West Texas Intermediate (WTI) futures rose 0.70% to $63.45 a barrel by 8:45 GMT.
Brent crude futures, the benchmark for oil prices outside the U.S., was up 52 cents, or 0.77%, to $68.16 a barrel after falling more than 2% the day before, according to investing.com.
The price of oil was supported by data last week that showed U.S. drilling activity had declined for the first time in three weeks.
Energy services firm Baker Hughes on Thursday reported that the number of active U.S. rigs drilling for oil fell by seven to 797.
The report eased worry that U.S. shale oil production would derail efforts by the Organization of the Petroleum Exporting Countries’ to curb supply.

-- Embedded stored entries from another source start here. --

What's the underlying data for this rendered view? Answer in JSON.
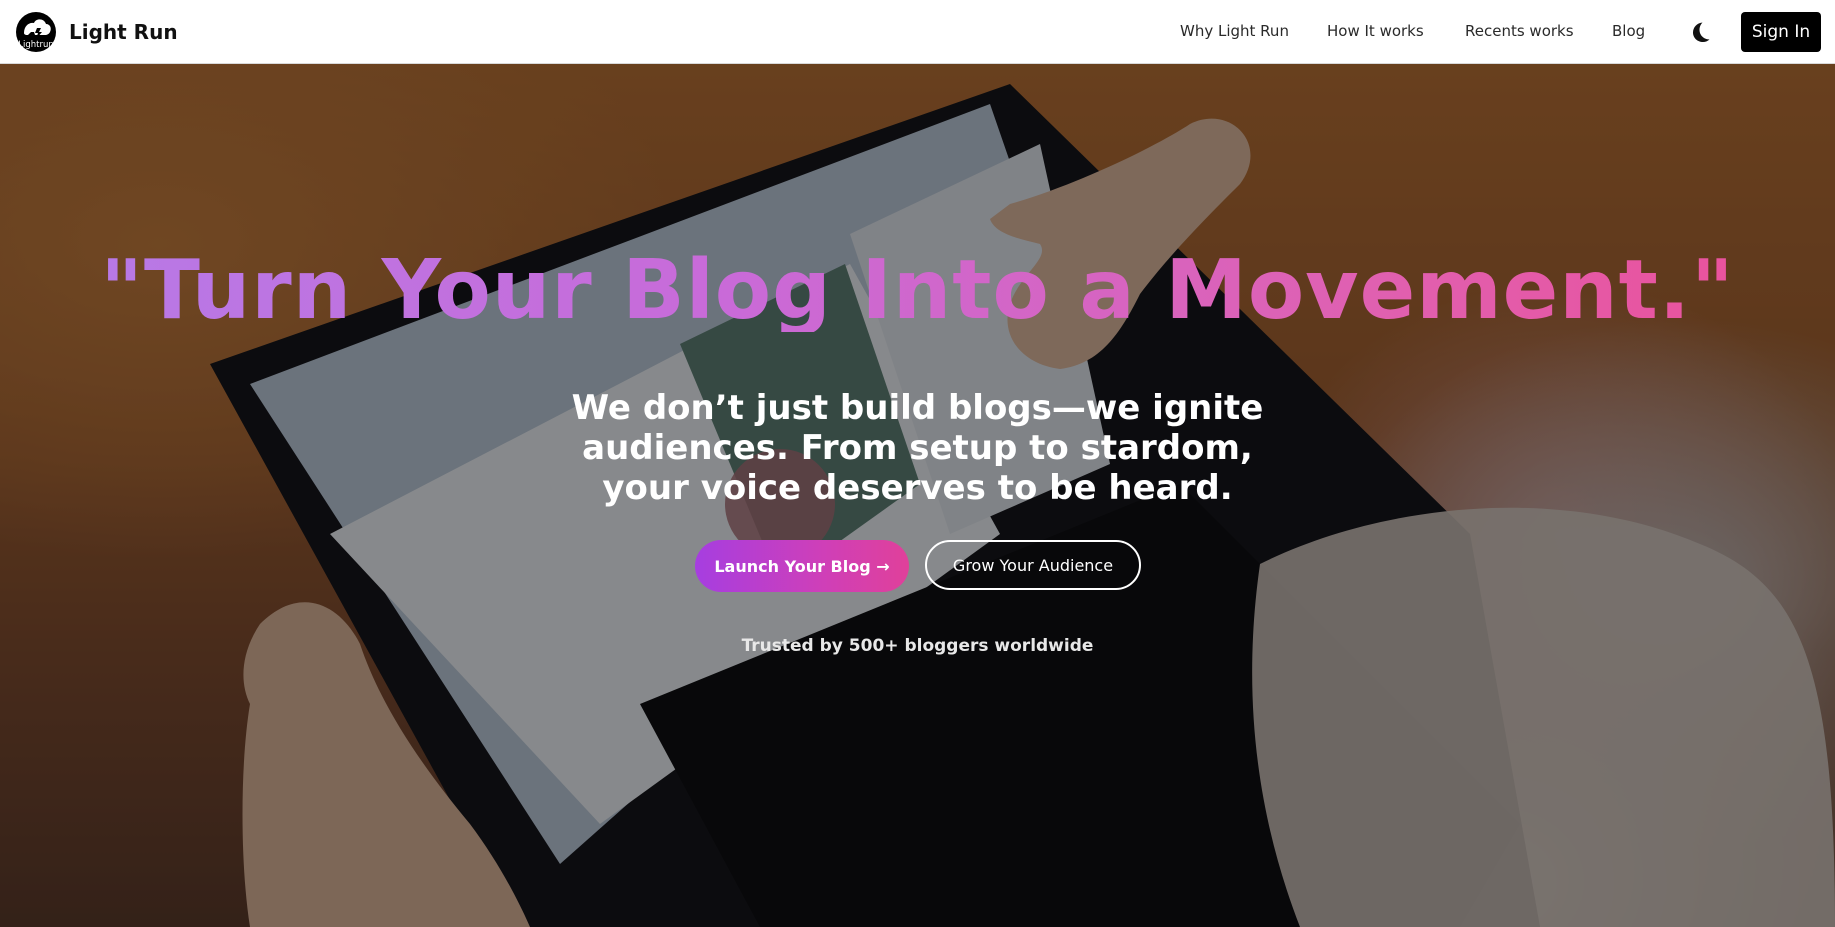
{
  "navbar": {
    "logo_text": "Lightrun",
    "brand_name": "Light Run",
    "links": [
      "Why Light Run",
      "How It works",
      "Recents works",
      "Blog"
    ],
    "theme_icon": "moon-icon",
    "sign_in_label": "Sign In"
  },
  "hero": {
    "headline": "\"Turn Your Blog Into a Movement.\"",
    "subheadline": "We don’t just build blogs—we ignite audiences. From setup to stardom, your voice deserves to be heard.",
    "primary_cta": "Launch Your Blog →",
    "secondary_cta": "Grow Your Audience",
    "trust_text": "Trusted by 500+ bloggers worldwide"
  },
  "colors": {
    "headline_gradient": [
      "#b57be8",
      "#ec4f98"
    ],
    "primary_cta_gradient": [
      "#a63ee0",
      "#e0409a"
    ],
    "nav_background": "#ffffff",
    "sign_in_background": "#000000"
  }
}
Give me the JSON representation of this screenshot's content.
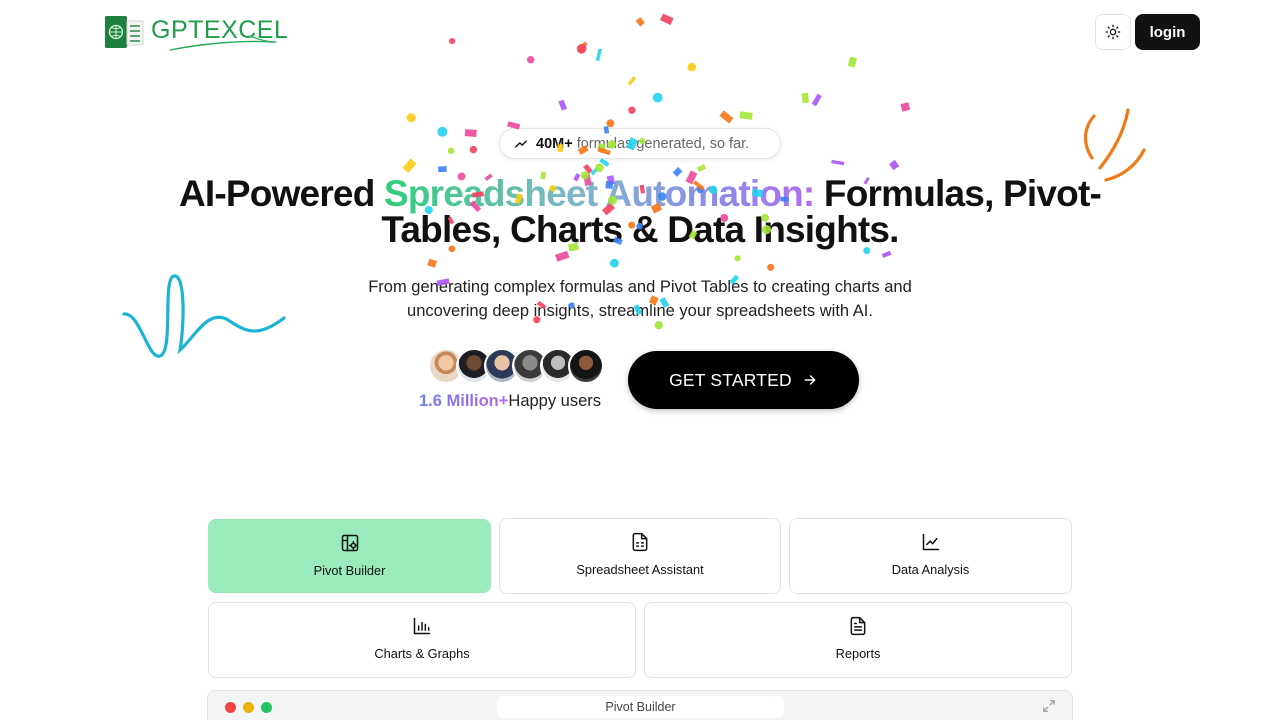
{
  "header": {
    "logo_text": "GPTEXCEL",
    "logo_icon": "excel-logo-icon",
    "theme_icon": "sun-icon",
    "login_label": "login"
  },
  "hero": {
    "counter_bold": "40M+",
    "counter_rest": "formulas generated, so far.",
    "counter_icon": "trend-up-icon",
    "headline_part1": "AI-Powered ",
    "headline_highlight": "Spreadsheet Automation:",
    "headline_part2": " Formulas, Pivot-Tables, Charts & Data Insights.",
    "subtitle": "From generating complex formulas and Pivot Tables to creating charts and uncovering deep insights, streamline your spreadsheets with AI.",
    "users_count": "1.6 Million+",
    "users_label": "Happy users",
    "cta_label": "GET STARTED",
    "cta_icon": "arrow-right-icon"
  },
  "tools": [
    {
      "label": "Pivot Builder",
      "icon": "pivot-table-icon",
      "active": true
    },
    {
      "label": "Spreadsheet Assistant",
      "icon": "spreadsheet-file-icon",
      "active": false
    },
    {
      "label": "Data Analysis",
      "icon": "line-chart-icon",
      "active": false
    },
    {
      "label": "Charts & Graphs",
      "icon": "bar-chart-icon",
      "active": false
    },
    {
      "label": "Reports",
      "icon": "report-document-icon",
      "active": false
    }
  ],
  "preview": {
    "title": "Pivot Builder",
    "expand_icon": "expand-icon"
  },
  "colors": {
    "accent_green": "#9aebbb",
    "brand_green": "#1e9e4a",
    "cta_bg": "#000000",
    "users_gradient_start": "#6f7df2",
    "users_gradient_end": "#b365ee"
  }
}
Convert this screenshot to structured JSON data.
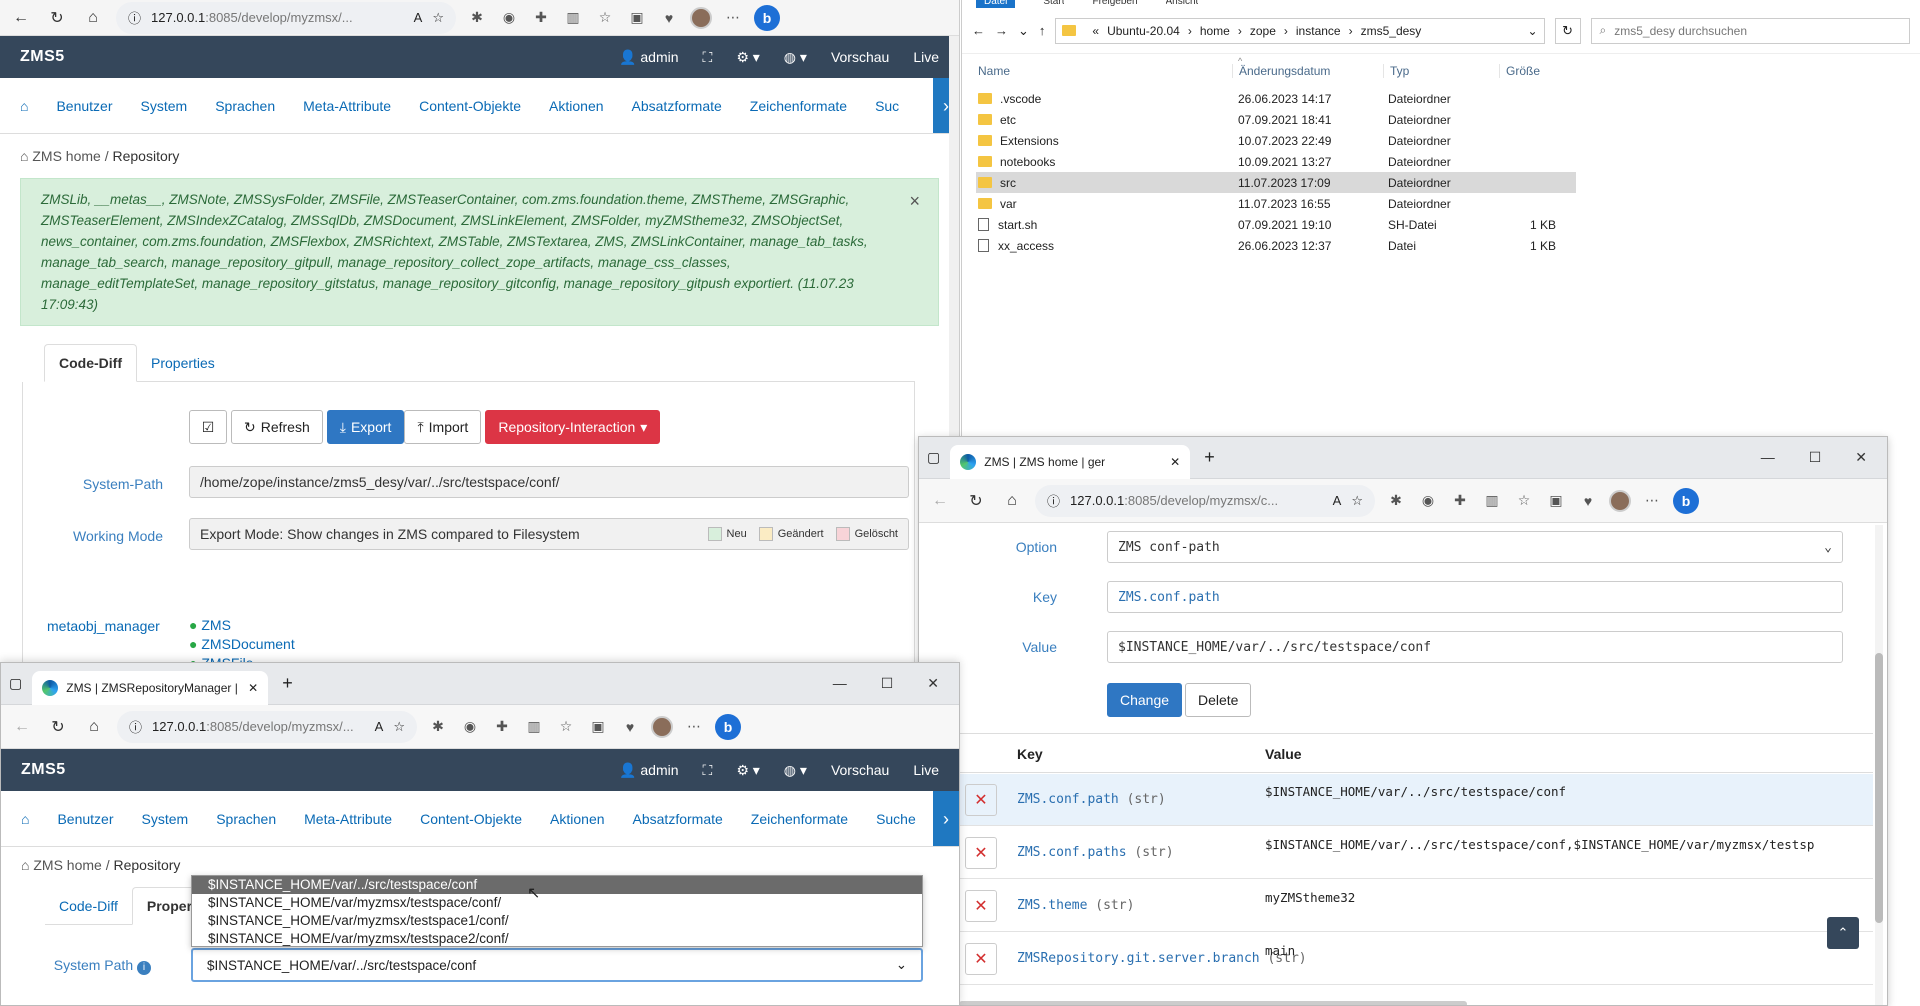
{
  "colors": {
    "zms_header": "#35475b",
    "link": "#0a6ab5",
    "primary": "#2f77c3",
    "danger": "#dc3545",
    "success_bg": "#d8efdc"
  },
  "browser_main": {
    "url_host": "127.0.0.1",
    "url_rest": ":8085/develop/myzmsx/...",
    "zms": {
      "brand": "ZMS5",
      "user": "admin",
      "right_items": [
        "Vorschau",
        "Live"
      ],
      "menu": [
        "Benutzer",
        "System",
        "Sprachen",
        "Meta-Attribute",
        "Content-Objekte",
        "Aktionen",
        "Absatzformate",
        "Zeichenformate",
        "Suc"
      ],
      "breadcrumb": {
        "home": "ZMS home",
        "sep": "/",
        "current": "Repository"
      },
      "alert_text": "ZMSLib, __metas__, ZMSNote, ZMSSysFolder, ZMSFile, ZMSTeaserContainer, com.zms.foundation.theme, ZMSTheme, ZMSGraphic, ZMSTeaserElement, ZMSIndexZCatalog, ZMSSqlDb, ZMSDocument, ZMSLinkElement, ZMSFolder, myZMStheme32, ZMSObjectSet, news_container, com.zms.foundation, ZMSFlexbox, ZMSRichtext, ZMSTable, ZMSTextarea, ZMS, ZMSLinkContainer, manage_tab_tasks, manage_tab_search, manage_repository_gitpull, manage_repository_collect_zope_artifacts, manage_css_classes, manage_editTemplateSet, manage_repository_gitstatus, manage_repository_gitconfig, manage_repository_gitpush exportiert. (11.07.23 17:09:43)",
      "alert_close": "×",
      "tabs": [
        "Code-Diff",
        "Properties"
      ],
      "buttons": {
        "refresh": "Refresh",
        "export": "Export",
        "import": "Import",
        "repo": "Repository-Interaction"
      },
      "system_path_label": "System-Path",
      "system_path_value": "/home/zope/instance/zms5_desy/var/../src/testspace/conf/",
      "working_mode_label": "Working Mode",
      "working_mode_value": "Export Mode: Show changes in ZMS compared to Filesystem",
      "legend": [
        "Neu",
        "Geändert",
        "Gelöscht"
      ],
      "tree_label": "metaobj_manager",
      "tree_items": [
        "ZMS",
        "ZMSDocument",
        "ZMSFile"
      ]
    }
  },
  "explorer": {
    "ribbon": [
      "Datei",
      "Start",
      "Freigeben",
      "Ansicht"
    ],
    "path": [
      "Ubuntu-20.04",
      "home",
      "zope",
      "instance",
      "zms5_desy"
    ],
    "search_placeholder": "zms5_desy durchsuchen",
    "columns": [
      "Name",
      "Änderungsdatum",
      "Typ",
      "Größe"
    ],
    "rows": [
      {
        "name": ".vscode",
        "date": "26.06.2023 14:17",
        "type": "Dateiordner",
        "size": ""
      },
      {
        "name": "etc",
        "date": "07.09.2021 18:41",
        "type": "Dateiordner",
        "size": ""
      },
      {
        "name": "Extensions",
        "date": "10.07.2023 22:49",
        "type": "Dateiordner",
        "size": ""
      },
      {
        "name": "notebooks",
        "date": "10.09.2021 13:27",
        "type": "Dateiordner",
        "size": ""
      },
      {
        "name": "src",
        "date": "11.07.2023 17:09",
        "type": "Dateiordner",
        "size": ""
      },
      {
        "name": "var",
        "date": "11.07.2023 16:55",
        "type": "Dateiordner",
        "size": ""
      },
      {
        "name": "start.sh",
        "date": "07.09.2021 19:10",
        "type": "SH-Datei",
        "size": "1 KB"
      },
      {
        "name": "xx_access",
        "date": "26.06.2023 12:37",
        "type": "Datei",
        "size": "1 KB"
      }
    ]
  },
  "browser_conf": {
    "tab_title": "ZMS | ZMS home | ger",
    "url_host": "127.0.0.1",
    "url_rest": ":8085/develop/myzmsx/c...",
    "option_label": "Option",
    "option_value": "ZMS conf-path",
    "key_label": "Key",
    "key_value": "ZMS.conf.path",
    "value_label": "Value",
    "value_value": "$INSTANCE_HOME/var/../src/testspace/conf",
    "change_btn": "Change",
    "delete_btn": "Delete",
    "table_headers": [
      "Key",
      "Value"
    ],
    "rows": [
      {
        "key": "ZMS.conf.path",
        "type": "(str)",
        "value": "$INSTANCE_HOME/var/../src/testspace/conf"
      },
      {
        "key": "ZMS.conf.paths",
        "type": "(str)",
        "value": "$INSTANCE_HOME/var/../src/testspace/conf,$INSTANCE_HOME/var/myzmsx/testsp"
      },
      {
        "key": "ZMS.theme",
        "type": "(str)",
        "value": "myZMStheme32"
      },
      {
        "key": "ZMSRepository.git.server.branch",
        "type": "(str)",
        "value": "main"
      }
    ]
  },
  "browser_repo": {
    "tab_title": "ZMS | ZMSRepositoryManager |",
    "url_host": "127.0.0.1",
    "url_rest": ":8085/develop/myzmsx/...",
    "zms": {
      "brand": "ZMS5",
      "user": "admin",
      "right_items": [
        "Vorschau",
        "Live"
      ],
      "menu": [
        "Benutzer",
        "System",
        "Sprachen",
        "Meta-Attribute",
        "Content-Objekte",
        "Aktionen",
        "Absatzformate",
        "Zeichenformate",
        "Suche"
      ],
      "breadcrumb": {
        "home": "ZMS home",
        "sep": "/",
        "current": "Repository"
      },
      "tabs": [
        "Code-Diff",
        "Proper"
      ],
      "system_path_label": "System Path",
      "dropdown_options": [
        "$INSTANCE_HOME/var/../src/testspace/conf",
        "$INSTANCE_HOME/var/myzmsx/testspace/conf/",
        "$INSTANCE_HOME/var/myzmsx/testspace1/conf/",
        "$INSTANCE_HOME/var/myzmsx/testspace2/conf/"
      ],
      "selected_value": "$INSTANCE_HOME/var/../src/testspace/conf"
    }
  }
}
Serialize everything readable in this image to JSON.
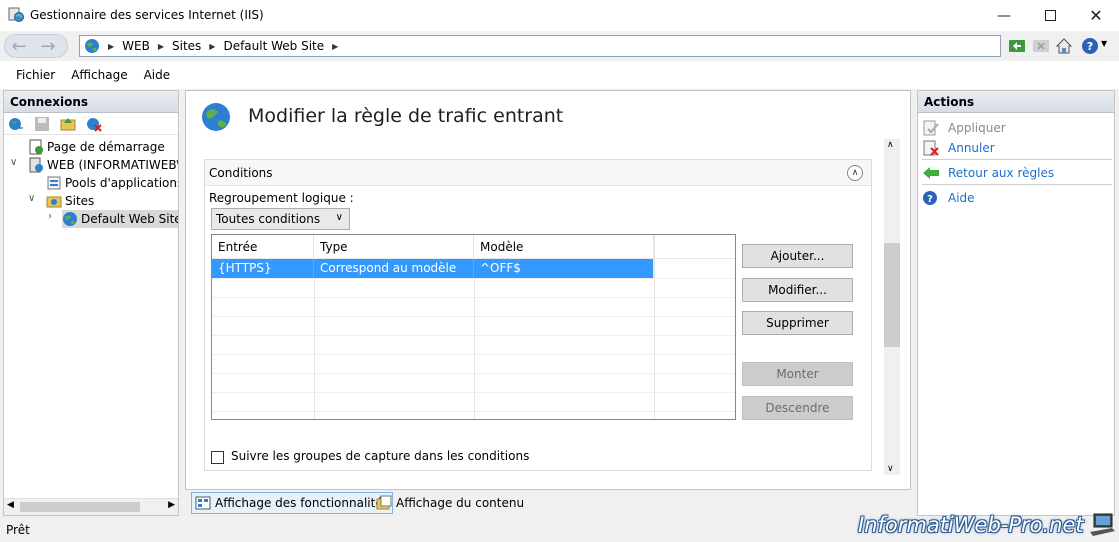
{
  "window": {
    "title": "Gestionnaire des services Internet (IIS)"
  },
  "address": {
    "crumbs": [
      "WEB",
      "Sites",
      "Default Web Site"
    ]
  },
  "menu": {
    "items": [
      "Fichier",
      "Affichage",
      "Aide"
    ]
  },
  "connections": {
    "header": "Connexions",
    "tree": {
      "start_page": "Page de démarrage",
      "server": "WEB (INFORMATIWEB\\Ad",
      "app_pools": "Pools d'applications",
      "sites": "Sites",
      "default_site": "Default Web Site"
    }
  },
  "main": {
    "title": "Modifier la règle de trafic entrant",
    "conditions": {
      "title": "Conditions",
      "group_label": "Regroupement logique :",
      "group_value": "Toutes conditions",
      "columns": [
        "Entrée",
        "Type",
        "Modèle"
      ],
      "rows": [
        {
          "input": "{HTTPS}",
          "type": "Correspond au modèle",
          "pattern": "^OFF$"
        }
      ],
      "buttons": {
        "add": "Ajouter...",
        "edit": "Modifier...",
        "remove": "Supprimer",
        "up": "Monter",
        "down": "Descendre"
      },
      "track_groups_label": "Suivre les groupes de capture dans les conditions",
      "track_groups_checked": false
    }
  },
  "views": {
    "features": "Affichage des fonctionnalités",
    "content": "Affichage du contenu"
  },
  "actions": {
    "header": "Actions",
    "apply": "Appliquer",
    "cancel": "Annuler",
    "back": "Retour aux règles",
    "help": "Aide"
  },
  "status": {
    "text": "Prêt"
  },
  "watermark": "InformatiWeb-Pro.net",
  "colors": {
    "selection": "#3399ff",
    "link": "#1c6ec8",
    "header_gradient": "#d6dde6"
  }
}
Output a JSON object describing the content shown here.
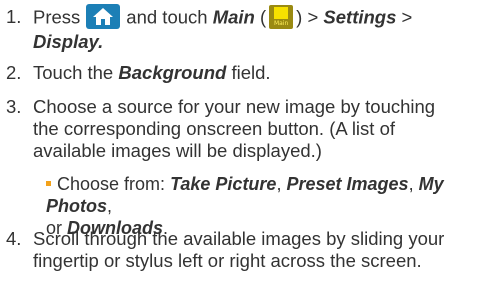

OPEC has been cutting crude output by 1.8 million barrels per day (bpd) to prop up oil prices. The pact began in January 2017 and is set to expire at the end of 2018 but de-facto leader Saudi Arabia is pushing for the cuts to extend into 2019.
However, concerns of oversupply resurfaced on Monday after Russia reported an increase in production in March, to 10.97 million bpd from 10.95 million bpd in February. Prices were also held back by worry that Saudi Arabia will cut prices for all crude grades it sells to Asia in May.
Investors are also looking ahead to Wednesday when the weekly oil data from the U.S. Energy Information Administration are released.
The report, which includes production figures, will provide traders a better look at where prices are headed. A dip in drilling activity could imply the rise of U.S. production is tapering off, while a rise would cause concern that the world supply glut will continue.
In other energy trading, Gasoline Futures increased 0.81% at $1.9845 a gallon, while heating oil gained 0.58% to $1.9916 a gallon. Natural gas futures were flat at $2.683 per million British thermal units.